Backstories are a powerful writing tool because they intrigue and hook readers, investing them in a world or character with quick glimpses of history or motivations. However, there must be a balance; too much backstory threatens to drown out the current action. Too little backstory can leave the characters wooden or unsympathetic. So, I’ve created this series on how to write backstories to help us bring just enough of what is hidden onto the page.
What is a Backstory?
A backstory is the personal history of a character. It can also be the history of a location in your setting, like the history of an inn or spaceship, or the history of your entire setting, as in the continent or world where the action occurs. Even items can have backstories, especially magic items and artifacts.
As authors, we should have more of this backstory in our minds or notes than what makes it into the work. Revelation of the backstory should be pertinent to the current situation. As I’ve stated before, when discussing characters, too much backstory is no longer a backstory; it’s just the story.
Dusty – A Case Study in Backstory
Dusty, the Space Pirate, is afraid of tight spaces. During a raid, he gets stuck in a shipping container with Sophie and reveals to her that, as a child, he was trapped for two days in a collapsed mining tunnel. This is a formative piece of Dusty’s life and perhaps the reason he chose his vocation – all that open ocean. Dusty’s backstory will only get revealed at a time and place that makes sense for it to surface, in this case, when he’s in a similar situation. We also don’t want to dwell too much on the collapsed mining tunnel story. Dusty and Sophie are stuck in a shipping container, and their priority, along with the readers’ attention, is in the present.
Connecting the Dots
But most importantly, now that we know this about Dusty, we care about him a little more. If I don’t know a character, how can I care about them? Dialogue helps reveal inner thoughts, and action helps place them in the story, but personal history offers an understanding. Pieces of history humanize a character who is otherwise rooted in the present action of the story.

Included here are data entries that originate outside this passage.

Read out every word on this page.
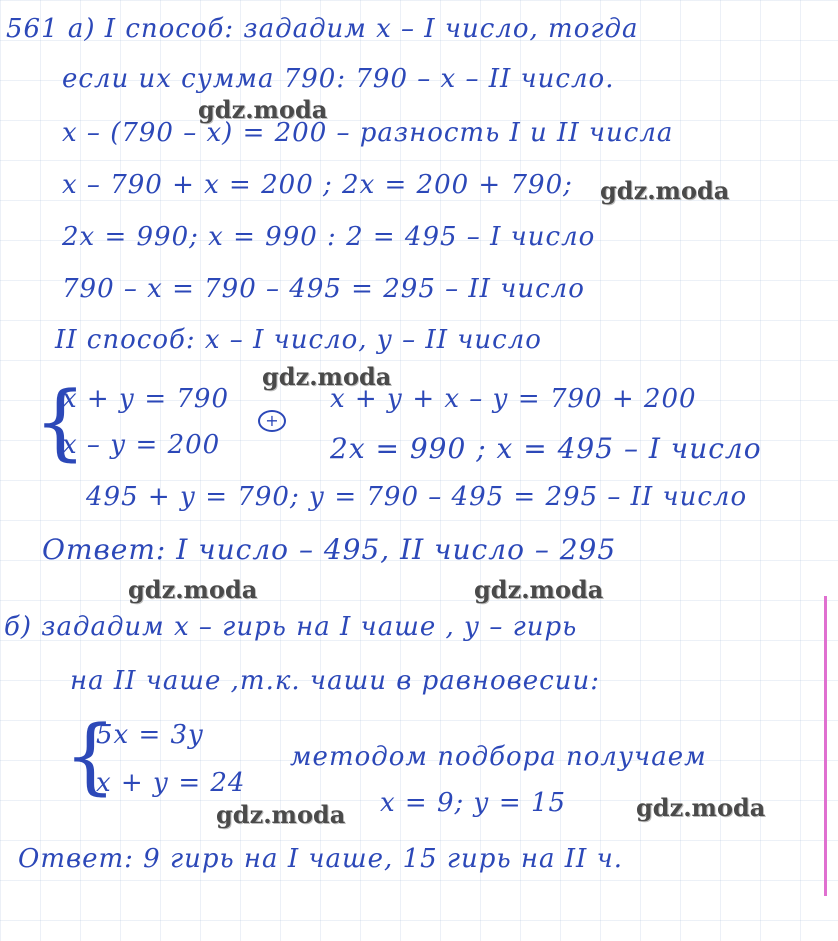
561 а) I способ: зададим х – I число, тогда
если их сумма 790: 790 – х – II число.
х – (790 – х) = 200 – разность I и II числа
х – 790 + х = 200 ; 2х = 200 + 790;
2х = 990; х = 990 : 2 = 495 – I число
790 – х = 790 – 495 = 295 – II число
II способ: х – I число, у – II число
{
х + у = 790
+
х + у + х – у = 790 + 200
х – у = 200	2х = 990 ; х = 495 – I число
495 + у = 790; у = 790 – 495 = 295 – II число
Ответ: I число – 495, II число – 295
б) зададим х – гирь на I чаше , у – гирь
на II чаше ,т.к. чаши в равновесии:
{
5х = 3у
методом подбора получаем
х + у = 24
х = 9; у = 15
Ответ: 9 гирь на I чаше, 15 гирь на II ч.
gdz.moda
gdz.moda
gdz.moda
gdz.moda	gdz.moda
gdz.moda	gdz.moda
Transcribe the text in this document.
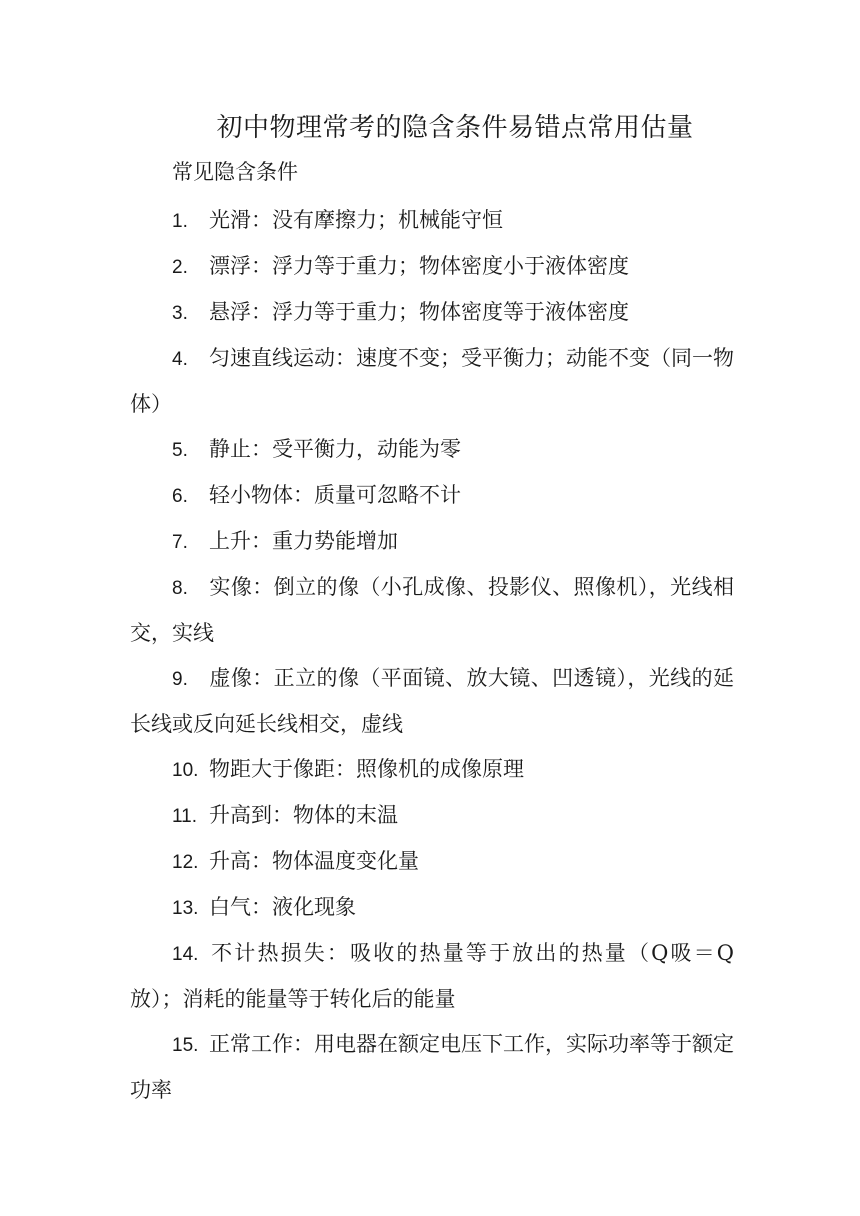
初中物理常考的隐含条件易错点常用估量
常见隐含条件
1. 光滑：没有摩擦力；机械能守恒
2. 漂浮：浮力等于重力；物体密度小于液体密度
3. 悬浮：浮力等于重力；物体密度等于液体密度
4. 匀速直线运动：速度不变；受平衡力；动能不变（同一物体）
5. 静止：受平衡力，动能为零
6. 轻小物体：质量可忽略不计
7. 上升：重力势能增加
8. 实像：倒立的像（小孔成像、投影仪、照像机），光线相交，实线
9. 虚像：正立的像（平面镜、放大镜、凹透镜），光线的延长线或反向延长线相交，虚线
10. 物距大于像距：照像机的成像原理
11. 升高到：物体的末温
12. 升高：物体温度变化量
13. 白气：液化现象
14. 不计热损失：吸收的热量等于放出的热量（Q吸＝Q放）；消耗的能量等于转化后的能量
15. 正常工作：用电器在额定电压下工作，实际功率等于额定功率
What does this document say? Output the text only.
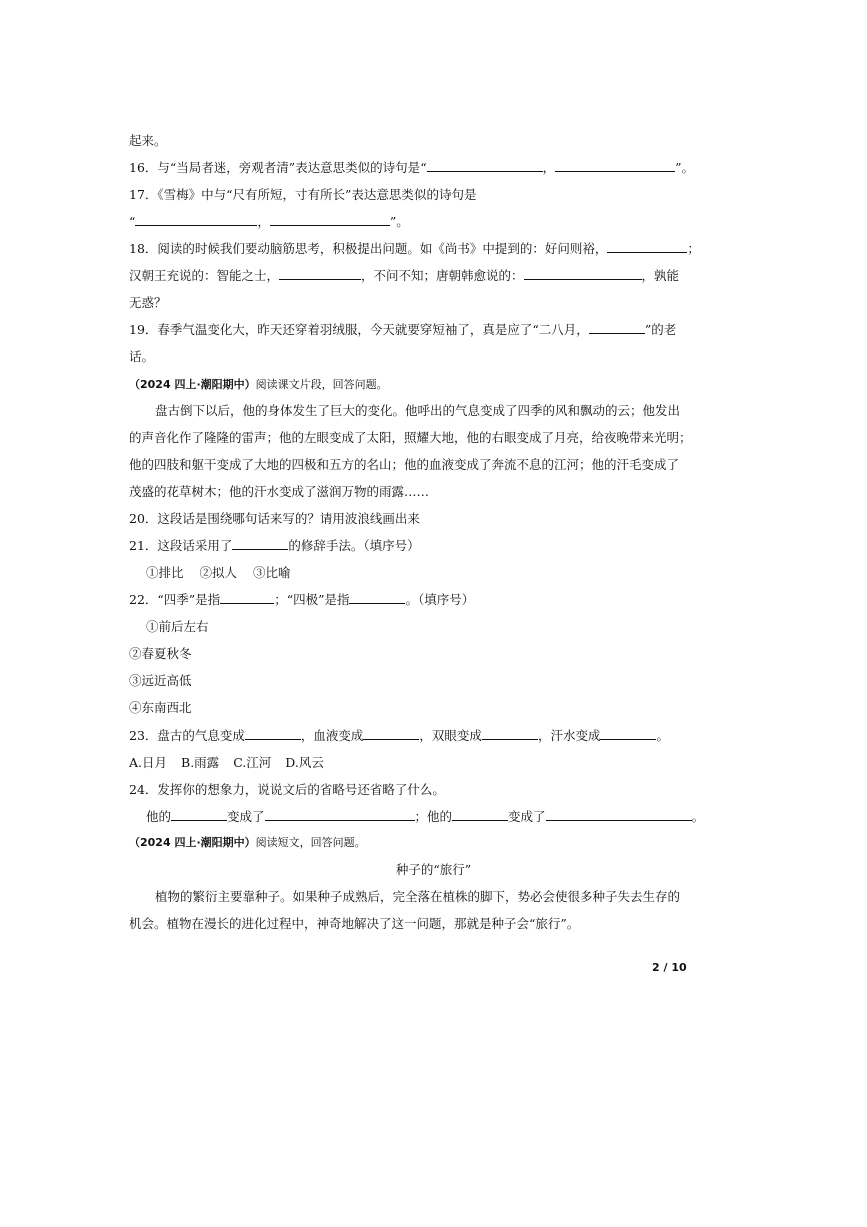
起来。
16．与“当局者迷，旁观者清”表达意思类似的诗句是“	，	”。
17．《雪梅》中与“尺有所短，寸有所长”表达意思类似的诗句是
“	，	”。
18．阅读的时候我们要动脑筋思考，积极提出问题。如《尚书》中提到的：好问则裕，	；
汉朝王充说的：智能之士，	，不问不知；唐朝韩愈说的：	，孰能
无惑？
19．春季气温变化大，昨天还穿着羽绒服，今天就要穿短袖了，真是应了“二八月，	”的老
话。
（2024 四上·潮阳期中）阅读课文片段，回答问题。
盘古倒下以后，他的身体发生了巨大的变化。他呼出的气息变成了四季的风和飘动的云；他发出
的声音化作了隆隆的雷声；他的左眼变成了太阳，照耀大地，他的右眼变成了月亮，给夜晚带来光明；
他的四肢和躯干变成了大地的四极和五方的名山；他的血液变成了奔流不息的江河；他的汗毛变成了
茂盛的花草树木；他的汗水变成了滋润万物的雨露……
20．这段话是围绕哪句话来写的？请用波浪线画出来
21．这段话采用了	的修辞手法。（填序号）
①排比 ②拟人 ③比喻
22．“四季”是指	；“四极”是指	。（填序号）
①前后左右
②春夏秋冬
③远近高低
④东南西北
23．盘古的气息变成	，血液变成	，双眼变成	，汗水变成	。
A.日月 B.雨露 C.江河 D.风云
24．发挥你的想象力，说说文后的省略号还省略了什么。
他的	变成了	；他的	变成了	。
（2024 四上·潮阳期中）阅读短文，回答问题。
种子的“旅行”
植物的繁衍主要靠种子。如果种子成熟后，完全落在植株的脚下，势必会使很多种子失去生存的
机会。植物在漫长的进化过程中，神奇地解决了这一问题，那就是种子会“旅行”。
2 / 10
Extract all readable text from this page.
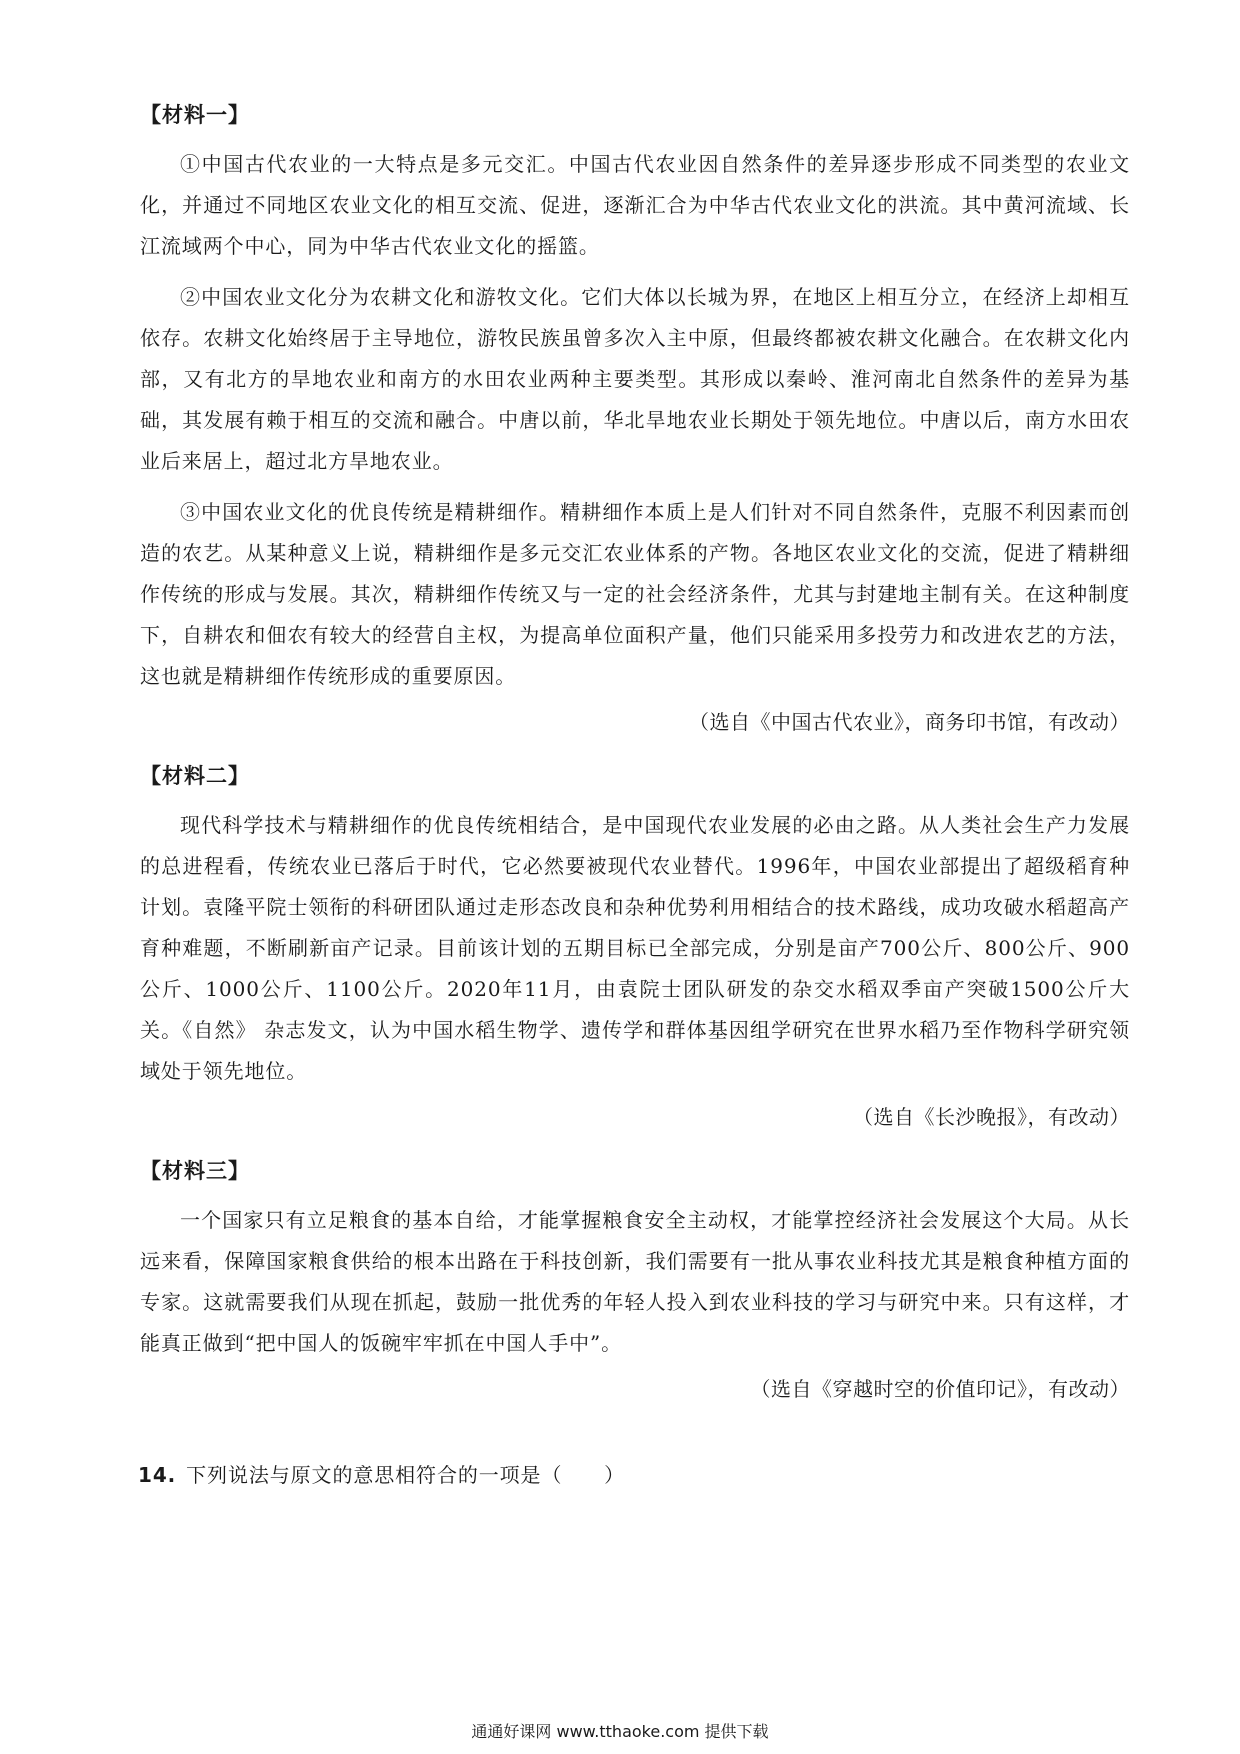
【材料一】

①中国古代农业的一大特点是多元交汇。中国古代农业因自然条件的差异逐步形成不同类型的农业文化，并通过不同地区农业文化的相互交流、促进，逐渐汇合为中华古代农业文化的洪流。其中黄河流域、长江流域两个中心，同为中华古代农业文化的摇篮。

②中国农业文化分为农耕文化和游牧文化。它们大体以长城为界，在地区上相互分立，在经济上却相互依存。农耕文化始终居于主导地位，游牧民族虽曾多次入主中原，但最终都被农耕文化融合。在农耕文化内部，又有北方的旱地农业和南方的水田农业两种主要类型。其形成以秦岭、淮河南北自然条件的差异为基础，其发展有赖于相互的交流和融合。中唐以前，华北旱地农业长期处于领先地位。中唐以后，南方水田农业后来居上，超过北方旱地农业。

③中国农业文化的优良传统是精耕细作。精耕细作本质上是人们针对不同自然条件，克服不利因素而创造的农艺。从某种意义上说，精耕细作是多元交汇农业体系的产物。各地区农业文化的交流，促进了精耕细作传统的形成与发展。其次，精耕细作传统又与一定的社会经济条件，尤其与封建地主制有关。在这种制度下，自耕农和佃农有较大的经营自主权，为提高单位面积产量，他们只能采用多投劳力和改进农艺的方法，这也就是精耕细作传统形成的重要原因。

（选自《中国古代农业》，商务印书馆，有改动）
【材料二】

现代科学技术与精耕细作的优良传统相结合，是中国现代农业发展的必由之路。从人类社会生产力发展的总进程看，传统农业已落后于时代，它必然要被现代农业替代。1996年，中国农业部提出了超级稻育种计划。袁隆平院士领衔的科研团队通过走形态改良和杂种优势利用相结合的技术路线，成功攻破水稻超高产育种难题，不断刷新亩产记录。目前该计划的五期目标已全部完成，分别是亩产700公斤、800公斤、900公斤、1000公斤、1100公斤。2020年11月，由袁院士团队研发的杂交水稻双季亩产突破1500公斤大关。《自然》 杂志发文，认为中国水稻生物学、遗传学和群体基因组学研究在世界水稻乃至作物科学研究领域处于领先地位。

（选自《长沙晚报》，有改动）
【材料三】

一个国家只有立足粮食的基本自给，才能掌握粮食安全主动权，才能掌控经济社会发展这个大局。从长远来看，保障国家粮食供给的根本出路在于科技创新，我们需要有一批从事农业科技尤其是粮食种植方面的专家。这就需要我们从现在抓起，鼓励一批优秀的年轻人投入到农业科技的学习与研究中来。只有这样，才能真正做到“把中国人的饭碗牢牢抓在中国人手中”。

（选自《穿越时空的价值印记》，有改动）
14. 下列说法与原文的意思相符合的一项是（　　）
通通好课网 www.tthaoke.com 提供下载
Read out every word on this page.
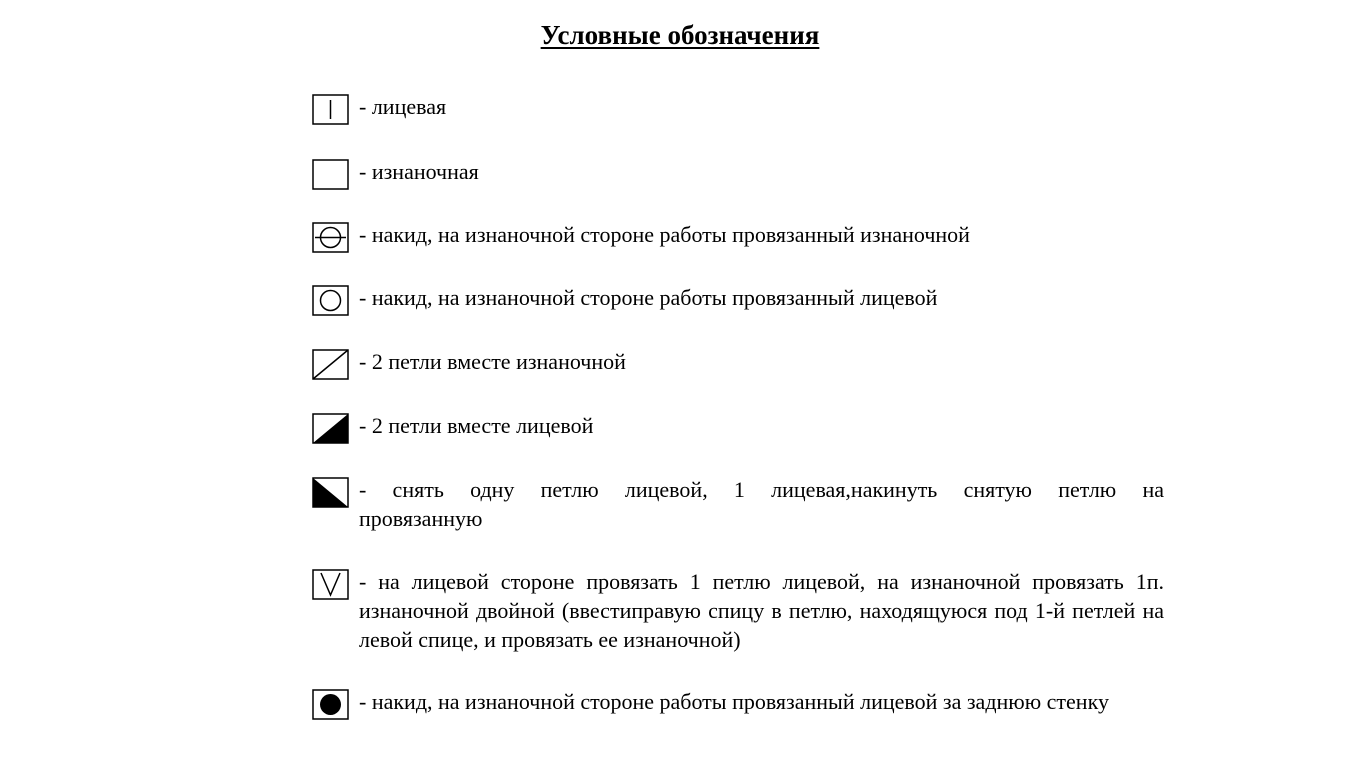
Условные обозначения

- лицевая

- изнаночная

- накид, на изнаночной стороне работы провязанный изнаночной

- накид, на изнаночной стороне работы провязанный лицевой

- 2 петли вместе изнаночной

- 2 петли вместе лицевой

- снять одну петлю лицевой, 1 лицевая,накинуть снятую петлю на провязанную

- на лицевой стороне провязать 1 петлю лицевой, на изнаночной провязать 1п. изнаночной двойной (ввестиправую спицу в петлю, находящуюся под 1-й петлей на левой спице, и провязать ее изнаночной)

- накид, на изнаночной стороне работы провязанный лицевой за заднюю стенку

Backstories also set the tone for the novel and the character. We can make Dusty somber and dramatic by adding that he was the only family member to survive the mine collapse. Or we could make it humorous - maybe Dusty had to shimmy out of the mine, which destroys his clothes and leaves him hilariously compromised. In either case, poor Dusty.
There are two main issues with backstories, and they are on opposite ends of the spectrum. First, there can be no backstory because the author didn’t think of one. On the other hand, some authors leave too much of the backstory in our minds. Both situations make a confusing and unmoored world with one-dimensional characters. There’s a third issue, which is too much backstory in your story. That issue is more straightforward to remedy than the first two; edit it down or plan a long novel (or set of novels). Throughout this series, we’ll discuss techniques for when and how to reveal your backstories.